因为$∑_{n≥1}\frac{\cos nx}n$不绝对收敛,不适用Weierstrass M-test.
因为$∑_{n≥1}\frac1n$和$∑_{n≥1}\cos(nx)$发散,且$f_n(x)=\cos nx$关于$n$不是单调减的,不适用Abel's test for uniform convergence.
我们使用Dirichlet's test:
级数$∑_{n≥1}\frac{\cos nx}n$在$x\in\Bbb R$不是一致收敛的，但在不含 $2k\pi,k \in \mathbb{Z}$的闭区间上一致收敛。
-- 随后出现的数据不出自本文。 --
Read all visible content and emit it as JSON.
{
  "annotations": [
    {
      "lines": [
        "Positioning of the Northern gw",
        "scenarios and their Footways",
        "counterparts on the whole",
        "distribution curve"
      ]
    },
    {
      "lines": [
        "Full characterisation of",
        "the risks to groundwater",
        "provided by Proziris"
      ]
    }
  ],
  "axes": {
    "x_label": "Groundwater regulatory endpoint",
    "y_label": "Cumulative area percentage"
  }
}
例如，考虑区间 $[a,\pi]$，其中 $0 < a < \pi$。我们看到 $\frac{1}{n}\searrow0$。此外，我们有
$$\left|\sum_{n=1}^m \cos nx \right| = \left|\frac{\sin \frac{mx}{2} \cos \frac{(m+1)x}{2} }{\sin \frac{x}{2}}\right| \leqslant \frac{1}{\sin \frac{a}{2} }$$
因此这些部分和对于所有 $m \in \mathbb{N}$ 和 $x \in [a,\pi]$ 都是一致有界的。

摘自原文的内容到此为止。